Ronicky Doone, after all, was very young, very impetuous, and not extremely thoughtful. “I don’t follow that,” he admitted.
“I’ll show you,” said Hugh. “What’s your weakness and Jerry’s weakness, far as Jack’s concerned? Your honor. Your word’s good, and so’s hers. He’s made you promise something—I don’t know what. Anyway, he’s brought you in here, and he’s keeping you. And he’s got Jerry to promise not to try to run away.”
“But what could he do if she did run away? What could I do? How can we bring help? The minute outsiders come, Moon would put a bullet through your head. She knows it; I know it.”
“Sure. Maybe that’s what Moon’s worked on. Anyway, he’s done it. He’s tying your hands with your weaknesses.”
“But Moon’s own word is good as gold. You told me so yourself.”
“Sure it is. Because his price has never been bid.”
“But doesn’t Jerry realize what you understand—that though I seem to be down here as one of Moon’s men—”
He stopped, realizing that his promise to Moon kept him from explaining.
“She ain’t the reasoning kind,” said the older man. “She jumps to a conclusion the way a hoss jumps a fence into a new pasture.
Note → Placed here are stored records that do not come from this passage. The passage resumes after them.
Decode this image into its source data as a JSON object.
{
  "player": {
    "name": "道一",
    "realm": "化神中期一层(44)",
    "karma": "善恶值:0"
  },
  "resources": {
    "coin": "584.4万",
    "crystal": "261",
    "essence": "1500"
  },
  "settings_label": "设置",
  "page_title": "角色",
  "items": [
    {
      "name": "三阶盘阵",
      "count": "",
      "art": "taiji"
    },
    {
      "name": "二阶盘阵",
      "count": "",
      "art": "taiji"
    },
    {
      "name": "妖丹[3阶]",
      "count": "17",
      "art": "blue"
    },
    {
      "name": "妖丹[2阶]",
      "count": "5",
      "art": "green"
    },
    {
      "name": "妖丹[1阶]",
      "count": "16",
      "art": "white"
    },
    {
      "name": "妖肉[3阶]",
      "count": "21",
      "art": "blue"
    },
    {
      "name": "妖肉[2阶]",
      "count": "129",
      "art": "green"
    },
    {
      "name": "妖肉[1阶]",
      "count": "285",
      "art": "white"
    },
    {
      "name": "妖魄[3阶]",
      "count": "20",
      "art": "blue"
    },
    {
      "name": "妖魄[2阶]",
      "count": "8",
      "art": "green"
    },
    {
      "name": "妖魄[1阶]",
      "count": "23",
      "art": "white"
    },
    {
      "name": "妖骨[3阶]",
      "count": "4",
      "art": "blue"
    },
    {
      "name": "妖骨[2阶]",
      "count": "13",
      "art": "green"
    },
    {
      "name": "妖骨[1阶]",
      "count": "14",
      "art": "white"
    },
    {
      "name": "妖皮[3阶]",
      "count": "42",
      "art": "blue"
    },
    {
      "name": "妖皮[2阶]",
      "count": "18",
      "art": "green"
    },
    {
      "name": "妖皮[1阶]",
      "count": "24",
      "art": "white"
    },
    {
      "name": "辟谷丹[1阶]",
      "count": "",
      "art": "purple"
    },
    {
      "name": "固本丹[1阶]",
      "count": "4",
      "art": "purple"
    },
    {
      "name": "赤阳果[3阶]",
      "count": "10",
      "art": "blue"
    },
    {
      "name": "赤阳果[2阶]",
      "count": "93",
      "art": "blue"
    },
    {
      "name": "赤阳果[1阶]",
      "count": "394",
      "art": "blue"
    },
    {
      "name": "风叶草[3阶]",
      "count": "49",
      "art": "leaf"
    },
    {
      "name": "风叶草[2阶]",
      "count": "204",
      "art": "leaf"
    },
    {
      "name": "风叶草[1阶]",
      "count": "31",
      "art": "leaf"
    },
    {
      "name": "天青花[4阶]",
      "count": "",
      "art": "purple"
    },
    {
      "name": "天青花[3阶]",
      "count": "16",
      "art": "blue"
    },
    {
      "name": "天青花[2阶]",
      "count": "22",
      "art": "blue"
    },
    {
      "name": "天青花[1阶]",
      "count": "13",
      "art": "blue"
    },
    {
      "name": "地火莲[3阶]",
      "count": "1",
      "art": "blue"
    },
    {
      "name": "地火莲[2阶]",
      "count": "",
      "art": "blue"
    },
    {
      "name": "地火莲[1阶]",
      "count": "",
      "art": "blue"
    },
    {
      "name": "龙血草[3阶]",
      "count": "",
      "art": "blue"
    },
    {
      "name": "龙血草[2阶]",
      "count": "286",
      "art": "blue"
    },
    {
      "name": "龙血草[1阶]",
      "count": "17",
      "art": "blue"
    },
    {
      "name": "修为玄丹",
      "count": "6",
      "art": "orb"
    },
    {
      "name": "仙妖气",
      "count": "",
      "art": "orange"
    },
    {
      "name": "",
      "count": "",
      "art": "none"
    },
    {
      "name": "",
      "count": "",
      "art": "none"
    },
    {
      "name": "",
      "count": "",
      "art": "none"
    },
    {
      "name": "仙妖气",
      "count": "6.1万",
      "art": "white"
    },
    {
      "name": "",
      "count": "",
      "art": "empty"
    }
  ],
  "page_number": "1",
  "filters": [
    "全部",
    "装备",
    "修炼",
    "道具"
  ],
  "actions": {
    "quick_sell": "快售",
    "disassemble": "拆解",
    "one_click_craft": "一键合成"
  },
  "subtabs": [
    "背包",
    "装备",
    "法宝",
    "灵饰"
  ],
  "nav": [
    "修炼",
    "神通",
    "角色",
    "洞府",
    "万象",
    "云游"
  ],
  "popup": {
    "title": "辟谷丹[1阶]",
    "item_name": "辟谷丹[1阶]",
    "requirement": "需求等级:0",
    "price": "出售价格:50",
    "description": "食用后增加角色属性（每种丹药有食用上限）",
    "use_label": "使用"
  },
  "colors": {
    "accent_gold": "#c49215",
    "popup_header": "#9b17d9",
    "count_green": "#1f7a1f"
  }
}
All she knows is that you’re here, and that you seem to be one of Moon’s men.”
“But she talks to Moon like a friend, yet she sure knows that he’s a murderer a hundred times over!”
“She’s never seen him do a murder. And the things that count with women are the things they’ve seen. They’re a practical lot, and you can lay to that. She thought Moon was a skunk at first. That was because she liked you. Now she thinks you’re one of Moon’s men, and so you’re worse than Moon. How Jack got you, I don’t ask. You’re here and that’s the main point.”
“But, man, will you put in a word with her for me?”
“It’s no good. Moon’s got her all trained against you.” It was strange to see the big fellow surrender so entirely to the very presence of the outlaw chief. All hope seemed to have left.
“It’ll come out right in the end,” insisted Ronicky. “You have his word that if the gold’s found, you go free.”
“His word? He’ll find a way to keep me. Think he’ll give me up, knowing that when I leave Jerry goes with me and he sees the last of her?”
Ronicky gasped.
“You think he wants to—to marry her?”
“I dunno. I’ve never known him to waste time on a girl before. Jerry’s the first.”
Sweat stood out on the forehead of Ronicky. At last he muttered: “Anyway, you’re safe as long’s she’s with you here!”
“Safe?” Hugh Dawn laughed without mirth. “You wait and see. A gun’ll go off by accident, in the end—or a rock’ll roll down a hill as I’m walking beneath it. That’s the way it’ll happen.”
“Then,” cried Ronicky, “let’s you and me pull out guns and grab the girl and make a break for it! Are you going to stay and get murdered?”
“No use,” and Hugh Dawn sighed. “I’m watched. I couldn’t run a step without getting dropped. Same way with you. You can’t beat Jack Moon!”